Un messaggio che sembra in netto contrasto con gli stili di vita che il sultano e suo fratello, il principe Jefri Bolkiah, hanno tenuto durante gli anni ’80 e ’90, quando avevano la reputazione di lanciare feste sontuose, andare in giro a spendere milioni di dollari e gestire un “harem” nel loro palazzo. Possedevano hotel di lusso a Londra, Parigi e New York.
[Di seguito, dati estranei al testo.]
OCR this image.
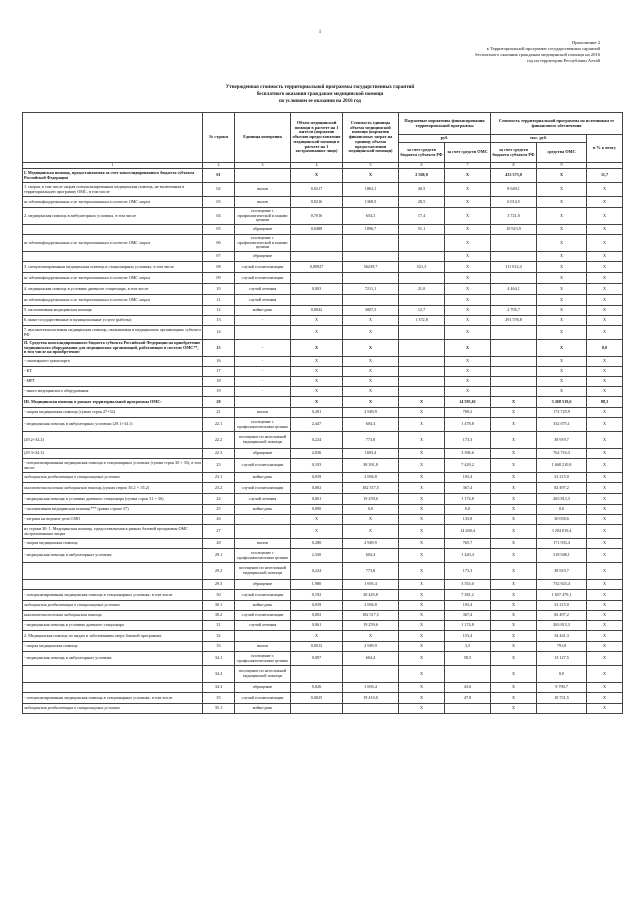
1
Приложение 2
к Территориальной программе государственных гарантий
бесплатного оказания гражданам медицинской помощи на 2016
год на территории Республики Алтай
Утвержденная стоимость территориальной программы государственных гарантий
бесплатного оказания гражданам медицинской помощи
по условиям ее оказания на 2016 год
	№ строки	Единица измерения	Объем медицинской помощи в расчете на 1 жителя (норматив объемов предоставления медицинской помощи в расчете на 1 застрахованное лицо)	Стоимость единицы объема медицинской помощи (норматив финансовых затрат на единицу объема предоставления медицинской помощи)	Подушевые нормативы финансирования территориальной программы		Стоимость территориальной программы по источникам ее финансового обеспечения		
					руб.		тыс. руб.		в % к итогу
					за счет средств бюджета субъекта РФ	за счет средств ОМС	за счет средств бюджета субъекта РФ	средства ОМС	
1	2	3	4	5	6	7	8	9	
I. Медицинская помощь, предоставляемая за счет консолидированного бюджета субъекта Российской Федерации	01		Х	Х	2 568,0	Х	433 573,0	Х	11,7
1. скорая, в том числе скорая специализированная медицинская помощь, не включенная в территориальную программу ОМС, в том числе	02	вызов	0,0217	1863,1	40,5	Х	8 649,1	Х	Х
не идентифицированным и не застрахованным в системе ОМС лицам	03	вызов	0,0216	1368,5	28,5	Х	6 014,5	Х	Х
2. медицинская помощь в амбулаторных условиях, в том числе	04	посещение с профилактической и иными целями	0,7016	654,3	17,4	Х	3 721,0	Х	Х
	05	обращение	0,0488	1096,7	51,1	Х	10 923,9	Х	Х
не идентифицированным и не застрахованным в системе ОМС лицам	06	посещение с профилактической и иными целями				Х		Х	Х
	07	обращение				Х		Х	Х
3. специализированная медицинская помощь в стационарных условиях, в том числе	08	случай госпитализации	0,00927	56239,7	521,3	Х	111 012,4	Х	Х
не идентифицированным и не застрахованным в системе ОМС лицам	09	случай госпитализации				Х		Х	Х
4. медицинская помощь в условиях дневного стационара, в том числе	10	случай лечения	0,003	7211,1	21,0	Х	4 464,1	Х	Х
не идентифицированным и не застрахованным в системе ОМС лицам	11	случай лечения				Х		Х	Х
5. паллиативная медицинская помощь	12	койко-день	0,0042	3007,3	12,7	Х	2 705,7	Х	Х
6. иные государственные и муниципальные услуги (работы)	13	-	Х	Х	1 372,8	Х	291 576,8	Х	Х
7. высокотехнологичная медицинская помощь, оказываемая в медицинских организациях субъекта РФ	14		Х	Х		Х		Х	Х
II. Средства консолидированного бюджета субъекта Российской Федерации на приобретение медицинского оборудования для медицинских организаций, работающих в системе ОМС**, в том числе на приобретение:	15	-	Х	Х		Х		Х	0,0
- санитарного транспорта	16	-	Х	Х		Х		Х	Х
- КТ	17	-	Х	Х		Х		Х	Х
- МРТ	18	-	Х	Х		Х		Х	Х
- иного медицинского оборудования	19	-	Х	Х		Х		Х	Х
III. Медицинская помощь в рамках территориальной программы ОМС:	20		Х	Х	Х	14 595,61	Х	3 268 519,6	88,3
- скорая медицинская помощь (сумма строк 27+32)	21	вызов	0,281	2 949,9	Х	769,2	Х	172 725,9	Х
- медицинская помощь в амбулаторных условиях (29.1+34.1)	22.1	посещение с профилактическими целями	2,447	604,4	Х	1 478,8	Х	332 075,1	Х
(29.2+34.2)	22.2	посещение по неотложной медицинской помощи	0,224	773,8	Х	173,3	Х	38 919,7	Х
(29.3+34.3)	22.3	обращение	2,036	1693,4	Х	3 396,6	Х	762 716,3	Х
- специализированная медицинская помощь в стационарных условиях (сумма строк 30 + 35), в том числе:	23	случай госпитализации	0,193	38 391,8	Х	7 429,2	Х	1 668 210,8	Х
медицинская реабилитация в стационарных условиях	23.1	койко-день	0,039	2 694,8	Х	103,4	Х	23 215,0	Х
высокотехнологичная медицинская помощь (сумма строк 30.2 + 35.2)	23.2	случай госпитализации	0,002	182 517,5	Х	367,4	Х	82 497,2	Х
- медицинская помощь в условиях дневного стационара (сумма строк 31 + 36)	24	случай лечения	0,061	19 259,6	Х	1 174,8	Х	263 813,3	Х
- паллиативная медицинская помощь*** (равно строке 37)	25	койко-день	0,000	0,0	Х	0,0	Х	0,0	Х
- затраты на ведение дела СМО	26	-	Х	Х	Х	133,8	Х	30 058,6	Х
из строки 20: 1. Медицинская помощь, предоставляемая в рамках базовой программы ОМС застрахованным лицам	27		Х	Х	Х	14 268,4	Х	3 204 019,4	Х
- скорая медицинская помощь	28	вызов	0,280	2 949,9	Х	765,7	Х	171 933,4	Х
- медицинская помощь в амбулаторных условиях	29.1	посещение с профилактическими целями	2,350	604,4	Х	1 420,4	Х	318 948,1	Х
	29.2	посещение по неотложной медицинской помощи	0,224	773,8	Х	173,3	Х	38 919,7	Х
	29.3	обращение	1,980	1 693,4	Х	3 353,0	Х	752 923,4	Х
- специализированная медицинская помощь в стационарных условиях, в том числе	30	случай госпитализации	0,192	38 445,8	Х	7 381,2	Х	1 657 479,1	Х
медицинская реабилитация в стационарных условиях	30.1	койко-день	0,039	2 694,8	Х	103,4	Х	23 215,0	Х
высокотехнологичная медицинская помощь	30.2	случай госпитализации	0,002	182 517,5	Х	367,4	Х	82 497,2	Х
- медицинская помощь в условиях дневного стационара	31	случай лечения	0,061	19 259,6	Х	1 174,8	Х	263 813,3	Х
2. Медицинская помощь по видам и заболеваниям сверх базовой программы:	32		Х	Х	Х	153,4	Х	34 441,3	Х
- скорая медицинская помощь	33	вызов	0,0012	2 949,9	Х	3,5	Х	791,8	Х
- медицинская помощь в амбулаторных условиях	34.1	посещение с профилактическими целями	0,097	604,4	Х	58,5	Х	13 127,5	Х
	34.2	посещение по неотложной медицинской помощи			Х		Х	0,0	Х
	34.3	обращение	0,026	1 693,4	Х	43,6	Х	9 790,7	Х
- специализированная медицинская помощь в стационарных условиях, в том числе	35	случай госпитализации	0,0025	19 410,0	Х	47,8	Х	10 731,5	Х
медицинская реабилитация в стационарных условиях	35.1	койко-день			Х		Х		Х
Jefri aveva anche un gigantesco yacht chiamato “Tits” e due navi più piccole chiamate “Nipple 1” e “Nipple 2”. Vanity Fair descrisse i fratelli come “compagni nell’edonismo”. “Il sultano di Brunei e suo fratello Prince Jefri erano noti per i loro harem, i loro eccessi in termini di acquisti di automobili e le loro prodezze sessuali”, ha detto Bridget Welsh, esperta del Sud-est asiatico e professoressa associata di scienze politiche presso la John Cabot University. “Tutte queste donne sono entrate nel Brunei negli anni ’80, contribuendo a diffondere la loro immagine di playboy”.
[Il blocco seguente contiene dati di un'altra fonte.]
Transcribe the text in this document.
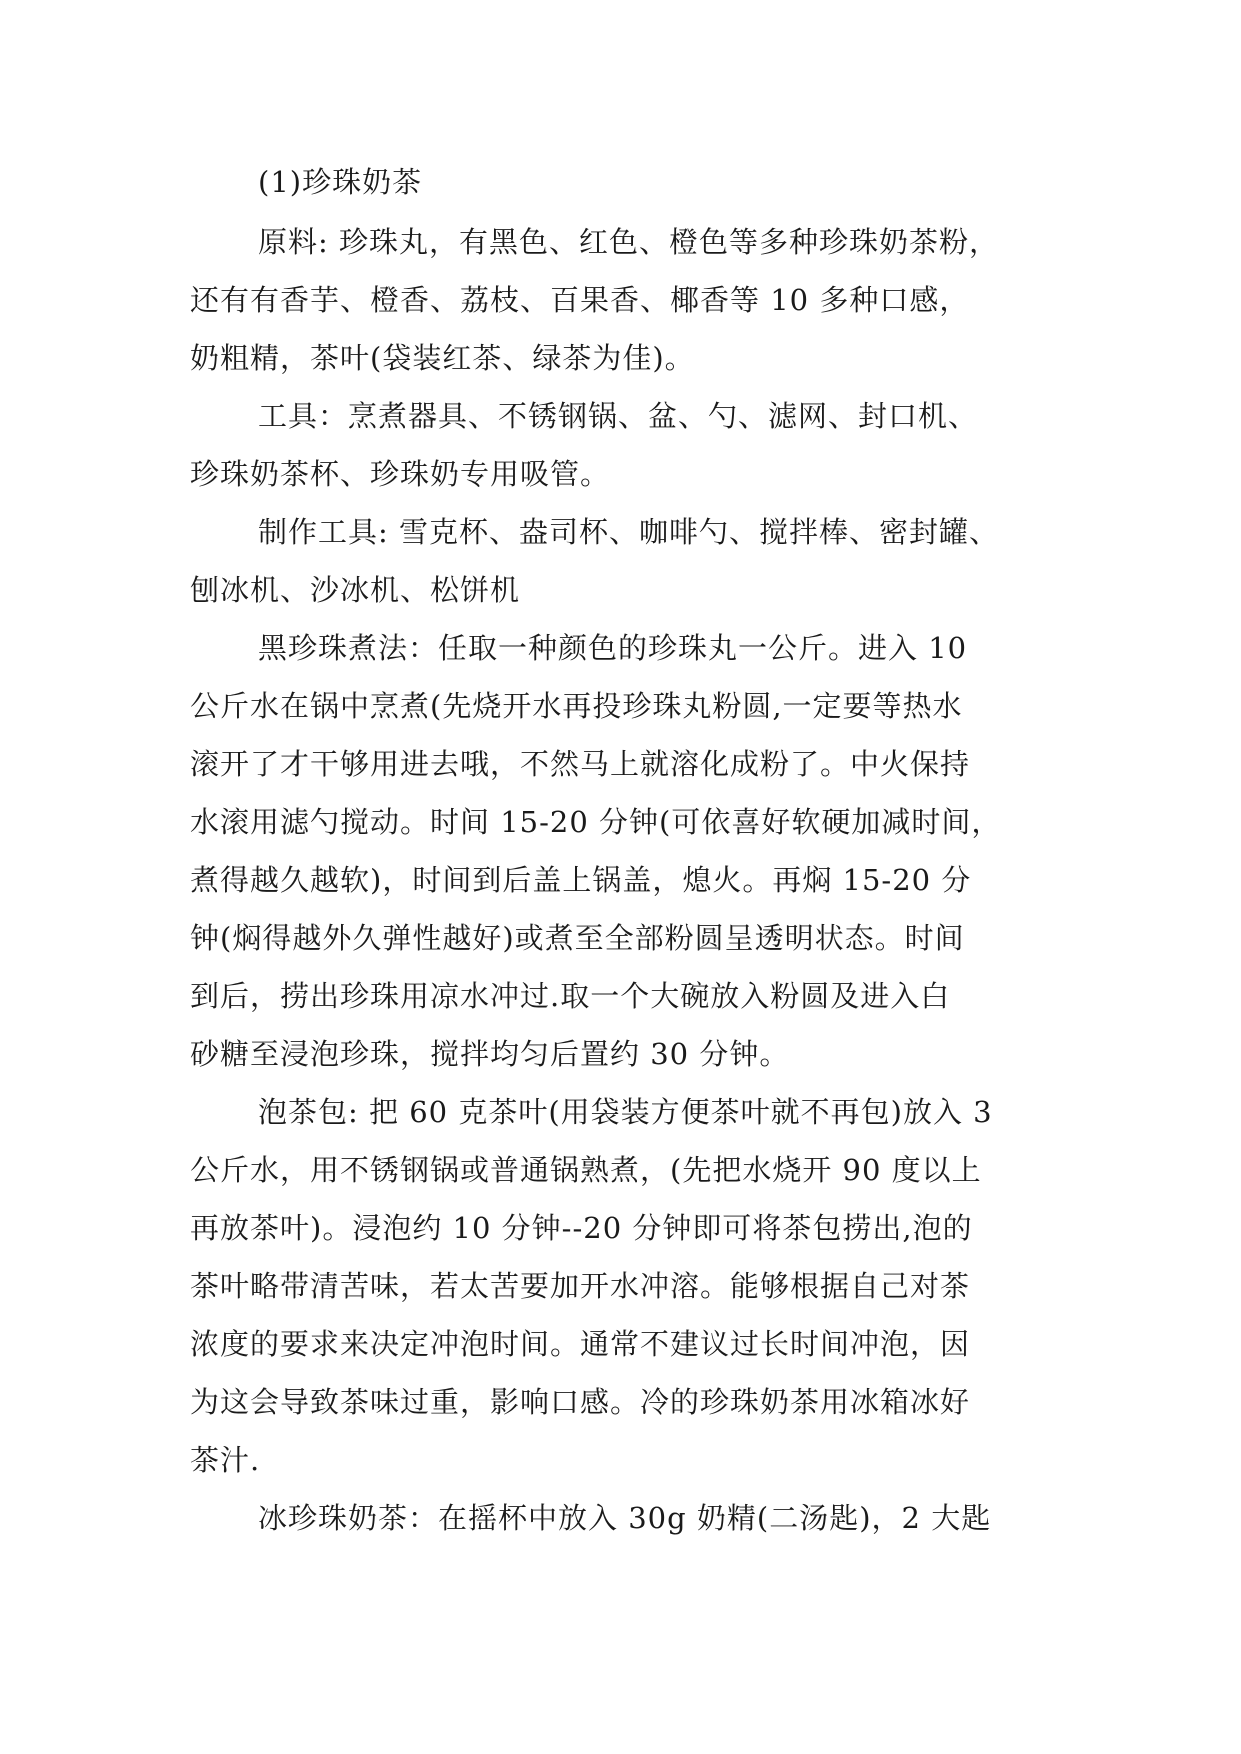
(1)珍珠奶茶
原料: 珍珠丸，有黑色、红色、橙色等多种珍珠奶茶粉，
还有有香芋、橙香、荔枝、百果香、椰香等 10 多种口感，
奶粗精，茶叶(袋装红茶、绿茶为佳)。
工具：烹煮器具、不锈钢锅、盆、勺、滤网、封口机、
珍珠奶茶杯、珍珠奶专用吸管。
制作工具: 雪克杯、盎司杯、咖啡勺、搅拌棒、密封罐、
刨冰机、沙冰机、松饼机
黑珍珠煮法：任取一种颜色的珍珠丸一公斤。进入 10
公斤水在锅中烹煮(先烧开水再投珍珠丸粉圆,一定要等热水
滚开了才干够用进去哦，不然马上就溶化成粉了。中火保持
水滚用滤勺搅动。时间 15-20 分钟(可依喜好软硬加减时间，
煮得越久越软)，时间到后盖上锅盖，熄火。再焖 15-20 分
钟(焖得越外久弹性越好)或煮至全部粉圆呈透明状态。时间
到后，捞出珍珠用凉水冲过.取一个大碗放入粉圆及进入白
砂糖至浸泡珍珠，搅拌均匀后置约 30 分钟。
泡茶包: 把 60 克茶叶(用袋装方便茶叶就不再包)放入 3
公斤水，用不锈钢锅或普通锅熟煮，(先把水烧开 90 度以上
再放茶叶)。浸泡约 10 分钟--20 分钟即可将茶包捞出,泡的
茶叶略带清苦味，若太苦要加开水冲溶。能够根据自己对茶
浓度的要求来决定冲泡时间。通常不建议过长时间冲泡，因
为这会导致茶味过重，影响口感。冷的珍珠奶茶用冰箱冰好
茶汁.
冰珍珠奶茶：在摇杯中放入 30g 奶精(二汤匙)，2 大匙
Una regola per il sultano, un’altra per la gente comune

Un’americana, Jillian Lauren, ha pubblicato un libro autobiografico , ‘Some Girls: My Life in a Harem’ bandito in Brunei, in cui ha affermato di essere stata reclutata per essere una delle 40 donne dell’harem del principe Jefri quando era un’aspirante attrice di 18 anni a New York, nei primi anni ’90. Lauren ha detto di aver trascorso 18 mesi nell’harem e di essere stata la “seconda amante” del principe Jefri per un anno. “È un pazzo”, disse Lauren alla Cnn nel 2011, ammettendo che “a quel tempo, era attraente per la sua sicurezza, il suo carisma e la sua imprudenza”. Nel 2015, la donna ha inoltre raccontato a ’60 Minutes Australia’, di aver fatto sesso con il principe Jefri “centinaia” di volte e di aver anche avuto un incontro sessuale con il sultano stesso. “Sono testimone del fatto che il sultano ha bevuto, ha commesso adulterio e non viveva esattamente sulla retta via”, ha detto Lauren, che ora ha spiegato di essersi sentita in dovere di raccontare la sua storia dopo aver appreso che il Brunei stava progettando di introdurre la legge della Sharia. “È forse indicativo del modo in cui molte persone di potere si comportano, ovvero, una regola per loro e un’altra regola per il resto della gente comune”, ha affermato. In risposta alla richiesta di commenti della Cnn su queste affermazioni, il governo del Brunei ha scritto una e-mail di in cui “nega con veemenza tutte le accuse”.